If the bottom does get a leak, it's only going to be in the hull part which doesn't hold any air pressure. The high pressure floor is a removable part and even with water in the dinghy, it kind of floats above. It would be an easy non pressurized area to patch if you do cut the bottom.

Ours is a Walker Bay Hypalon 310.


funjohnson 17-06-2020 05:53

Re: Trying to pick my dinghy poison
S/V Panope has the same Walker Bay inflatable floor model as we do, and he was able to plane with two people in the low double digits with a 6hp Yamaha. The benefit of the 6hp vs 8hp is the light weight and internal fuel tank. With these you can still connect an external tank for long distance runs.


Jammer 17-06-2020 05:59

Re: Trying to pick my dinghy poison
Take a look at the plans for the GV10 Fast Garvey. Lightweight planing boat. Maybe you could build it a few inches shorter to fit your situation. They also can be towed.

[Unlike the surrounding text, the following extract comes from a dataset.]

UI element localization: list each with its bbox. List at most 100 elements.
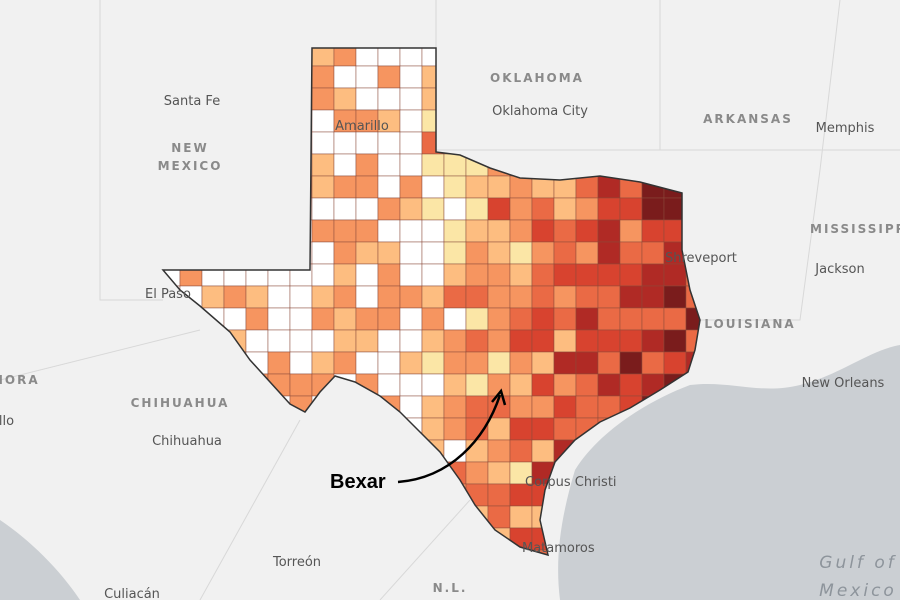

Should easily plane with 3 people with 10 HP. Some builders put on another layer of fiberglass and then run 15 HP.

4 people cruising in a 35' sailboat will involve many compromises, dinghy choice among them.

HP floors may work for you although the received wisdom is that they are fiddly enough to inflate and deflate that people who have them only do it for occasional difficult passages. So you would still want something to fit on deck.

Captn_Black 17-06-2020 06:05

Re: Trying to pick my dinghy poison
For a long term cruising solution, inflatables suck, imo. Maybe try a two part solid one like this?

Mike OReilly 17-06-2020 06:39

Re: Trying to pick my dinghy poison
I cruise with a 10' portabote for going on two decades now. I started with this dinghy on my 34-foot ketch where I had very little side deck storage space. Now on my 37-footer I have much more storage space for this bote, but it still takes up some space for sure.

To me, the portabote has been the optimal compromise dinghy. I have no davits (and don't like them anyway), and do not want to drag something behind and have a preference for a dink that can be rowed, and that will move well with a small outboard. Durability is also a factor. The potabote scores well in all these things.

The biggest downsides I have with the portabote is the on-deck storage for both the bote and the seats, and then the assembly/disassembly process. But it ticks all the other boxes for me.